Mon cher ami, j’étais bien en peine et même bien surpris de ne pas recevoir de vos nouvelles. Je me disais : Le free-trade atmosphère de l’Italie lui aurait-elle fait oublier notre région prohibitionniste ? chaque jour je pensais à vous écrire ; mais où vous trouver, à qui adresser mes lettres ? Enfin, je reçois la vôtre du 7. — Après m’être réjoui d’apprendre que vous jouissez, ainsi que madame Cobden, d’une bonne santé, j’éprouve une autre satisfaction, celle de voir l’Italie si avancée dans la bonne doctrine.

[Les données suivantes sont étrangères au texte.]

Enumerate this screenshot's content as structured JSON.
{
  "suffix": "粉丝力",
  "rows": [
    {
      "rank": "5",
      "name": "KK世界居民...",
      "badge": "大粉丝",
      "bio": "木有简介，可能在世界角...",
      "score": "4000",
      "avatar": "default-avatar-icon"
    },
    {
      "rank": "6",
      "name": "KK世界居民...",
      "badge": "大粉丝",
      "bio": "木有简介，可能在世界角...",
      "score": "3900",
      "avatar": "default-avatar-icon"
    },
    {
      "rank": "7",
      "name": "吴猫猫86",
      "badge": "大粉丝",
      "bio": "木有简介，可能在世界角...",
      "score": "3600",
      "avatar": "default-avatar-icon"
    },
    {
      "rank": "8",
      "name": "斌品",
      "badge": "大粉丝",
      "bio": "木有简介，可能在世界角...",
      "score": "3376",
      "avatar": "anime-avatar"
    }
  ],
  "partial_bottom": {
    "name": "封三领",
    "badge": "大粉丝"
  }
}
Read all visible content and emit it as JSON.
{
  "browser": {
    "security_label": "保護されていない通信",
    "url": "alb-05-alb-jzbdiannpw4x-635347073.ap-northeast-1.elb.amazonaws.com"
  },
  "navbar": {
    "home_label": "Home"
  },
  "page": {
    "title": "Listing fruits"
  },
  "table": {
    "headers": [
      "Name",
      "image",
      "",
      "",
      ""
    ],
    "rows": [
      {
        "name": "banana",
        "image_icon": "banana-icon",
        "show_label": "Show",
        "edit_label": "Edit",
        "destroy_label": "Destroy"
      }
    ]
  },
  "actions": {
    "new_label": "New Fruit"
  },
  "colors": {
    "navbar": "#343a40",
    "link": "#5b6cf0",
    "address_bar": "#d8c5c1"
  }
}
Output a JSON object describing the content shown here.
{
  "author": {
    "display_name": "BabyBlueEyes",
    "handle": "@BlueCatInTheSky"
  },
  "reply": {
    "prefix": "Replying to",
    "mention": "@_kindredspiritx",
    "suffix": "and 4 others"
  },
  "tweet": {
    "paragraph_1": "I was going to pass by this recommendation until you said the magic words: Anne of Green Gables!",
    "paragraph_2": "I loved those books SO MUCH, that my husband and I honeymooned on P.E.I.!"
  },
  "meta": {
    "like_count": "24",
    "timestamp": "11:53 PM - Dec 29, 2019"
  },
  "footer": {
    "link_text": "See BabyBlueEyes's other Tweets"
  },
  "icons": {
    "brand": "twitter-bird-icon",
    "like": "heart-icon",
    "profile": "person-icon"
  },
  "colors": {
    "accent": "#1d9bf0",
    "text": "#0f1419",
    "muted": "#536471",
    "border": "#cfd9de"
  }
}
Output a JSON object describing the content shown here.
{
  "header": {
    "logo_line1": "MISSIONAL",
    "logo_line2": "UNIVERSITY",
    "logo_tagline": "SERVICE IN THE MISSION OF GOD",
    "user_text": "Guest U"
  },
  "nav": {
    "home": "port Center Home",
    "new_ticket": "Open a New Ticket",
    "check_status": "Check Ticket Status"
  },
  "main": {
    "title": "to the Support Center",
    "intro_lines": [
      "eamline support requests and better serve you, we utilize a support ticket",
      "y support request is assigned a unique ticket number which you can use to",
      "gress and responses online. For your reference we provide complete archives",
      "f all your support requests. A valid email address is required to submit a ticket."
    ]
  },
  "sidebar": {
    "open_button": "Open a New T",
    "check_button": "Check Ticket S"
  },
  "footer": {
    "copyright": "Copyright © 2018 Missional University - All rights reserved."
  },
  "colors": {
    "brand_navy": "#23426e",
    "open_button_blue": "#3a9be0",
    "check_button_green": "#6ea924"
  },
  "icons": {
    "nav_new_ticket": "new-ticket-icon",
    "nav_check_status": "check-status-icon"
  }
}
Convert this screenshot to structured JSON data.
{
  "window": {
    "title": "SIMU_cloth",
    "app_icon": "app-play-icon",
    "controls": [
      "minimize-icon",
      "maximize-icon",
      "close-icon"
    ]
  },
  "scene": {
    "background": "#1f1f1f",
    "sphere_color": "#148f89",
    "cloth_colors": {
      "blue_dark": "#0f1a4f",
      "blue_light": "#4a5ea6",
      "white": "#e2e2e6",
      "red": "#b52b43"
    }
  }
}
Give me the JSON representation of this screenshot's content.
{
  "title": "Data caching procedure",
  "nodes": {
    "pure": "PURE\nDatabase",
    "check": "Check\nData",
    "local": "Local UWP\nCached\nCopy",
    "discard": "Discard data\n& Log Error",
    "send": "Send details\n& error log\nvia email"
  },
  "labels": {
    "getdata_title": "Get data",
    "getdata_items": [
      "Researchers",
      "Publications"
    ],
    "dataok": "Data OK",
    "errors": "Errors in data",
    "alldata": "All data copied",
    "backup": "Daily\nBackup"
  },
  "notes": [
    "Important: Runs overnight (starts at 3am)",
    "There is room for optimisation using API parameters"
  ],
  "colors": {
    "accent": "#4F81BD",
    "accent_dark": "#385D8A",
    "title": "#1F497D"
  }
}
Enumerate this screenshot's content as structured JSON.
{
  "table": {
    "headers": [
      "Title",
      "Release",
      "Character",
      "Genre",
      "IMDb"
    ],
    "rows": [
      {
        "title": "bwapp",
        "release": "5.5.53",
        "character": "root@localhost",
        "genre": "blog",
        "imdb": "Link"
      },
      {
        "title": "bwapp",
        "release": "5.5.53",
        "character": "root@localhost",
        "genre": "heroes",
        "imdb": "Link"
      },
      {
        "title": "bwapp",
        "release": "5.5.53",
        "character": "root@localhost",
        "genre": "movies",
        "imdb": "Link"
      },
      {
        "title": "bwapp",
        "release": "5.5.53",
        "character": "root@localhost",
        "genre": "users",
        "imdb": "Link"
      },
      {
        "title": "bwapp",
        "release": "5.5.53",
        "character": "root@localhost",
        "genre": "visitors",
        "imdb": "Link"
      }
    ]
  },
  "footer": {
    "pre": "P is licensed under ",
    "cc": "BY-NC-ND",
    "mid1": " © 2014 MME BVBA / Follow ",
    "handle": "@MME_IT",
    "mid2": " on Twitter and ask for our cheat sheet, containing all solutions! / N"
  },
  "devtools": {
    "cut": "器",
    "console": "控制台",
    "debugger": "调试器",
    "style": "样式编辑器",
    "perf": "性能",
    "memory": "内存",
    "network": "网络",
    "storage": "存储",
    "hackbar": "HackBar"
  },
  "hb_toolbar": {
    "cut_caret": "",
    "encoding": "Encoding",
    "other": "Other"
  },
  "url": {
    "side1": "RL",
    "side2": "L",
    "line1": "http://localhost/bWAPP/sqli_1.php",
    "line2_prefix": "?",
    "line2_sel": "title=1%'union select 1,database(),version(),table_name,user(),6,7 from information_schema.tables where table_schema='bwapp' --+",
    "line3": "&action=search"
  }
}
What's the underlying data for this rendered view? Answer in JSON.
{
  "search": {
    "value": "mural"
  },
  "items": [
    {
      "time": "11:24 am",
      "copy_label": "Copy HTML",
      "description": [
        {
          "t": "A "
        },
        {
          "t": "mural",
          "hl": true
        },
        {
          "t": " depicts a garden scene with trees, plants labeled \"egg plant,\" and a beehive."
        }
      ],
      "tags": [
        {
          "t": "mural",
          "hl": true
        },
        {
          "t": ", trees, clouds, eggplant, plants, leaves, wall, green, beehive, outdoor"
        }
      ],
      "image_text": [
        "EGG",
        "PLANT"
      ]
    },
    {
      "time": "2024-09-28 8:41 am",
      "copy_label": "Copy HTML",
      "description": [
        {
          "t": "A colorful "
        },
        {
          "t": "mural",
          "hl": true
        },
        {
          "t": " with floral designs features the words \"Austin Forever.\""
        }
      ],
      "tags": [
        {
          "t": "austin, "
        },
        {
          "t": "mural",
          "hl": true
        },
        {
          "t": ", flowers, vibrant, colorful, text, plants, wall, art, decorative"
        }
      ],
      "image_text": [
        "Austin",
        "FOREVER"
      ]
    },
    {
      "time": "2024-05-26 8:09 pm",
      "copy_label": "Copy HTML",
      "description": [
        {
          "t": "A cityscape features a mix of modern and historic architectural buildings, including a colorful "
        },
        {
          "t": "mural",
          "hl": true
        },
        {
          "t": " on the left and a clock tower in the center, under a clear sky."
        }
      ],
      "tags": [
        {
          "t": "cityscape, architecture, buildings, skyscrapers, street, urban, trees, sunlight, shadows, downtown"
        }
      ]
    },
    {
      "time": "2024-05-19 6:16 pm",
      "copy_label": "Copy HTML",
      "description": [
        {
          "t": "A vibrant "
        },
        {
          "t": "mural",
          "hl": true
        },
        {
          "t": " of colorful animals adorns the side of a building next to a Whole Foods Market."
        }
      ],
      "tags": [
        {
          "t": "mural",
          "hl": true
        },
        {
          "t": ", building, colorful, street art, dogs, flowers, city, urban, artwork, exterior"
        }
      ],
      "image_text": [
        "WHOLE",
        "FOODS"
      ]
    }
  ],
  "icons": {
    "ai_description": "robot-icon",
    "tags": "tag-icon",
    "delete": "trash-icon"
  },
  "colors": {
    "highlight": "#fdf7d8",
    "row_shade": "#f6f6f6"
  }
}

Ainsi ma pauvre France, si en avant des autres nations sous tant de rapports, se laisse distancer en économie politique. Mon orgueil national devrait en souffrir, mais je vous le dis, mon ami, bien bas et à l’oreille, j’ai peu de ce patriotisme, et si ce n’est pas mon pays qui projette la lumière, je désire au moins qu’elle brille dans d’autres cieux. Amica patria, sed magis amica veritas ; et je dis à la paix, au bonheur de l’humanité, à la fraternité des peuples, comme Lamartine à l’enthousiasme :

Viens du couchant ou de l’aurore.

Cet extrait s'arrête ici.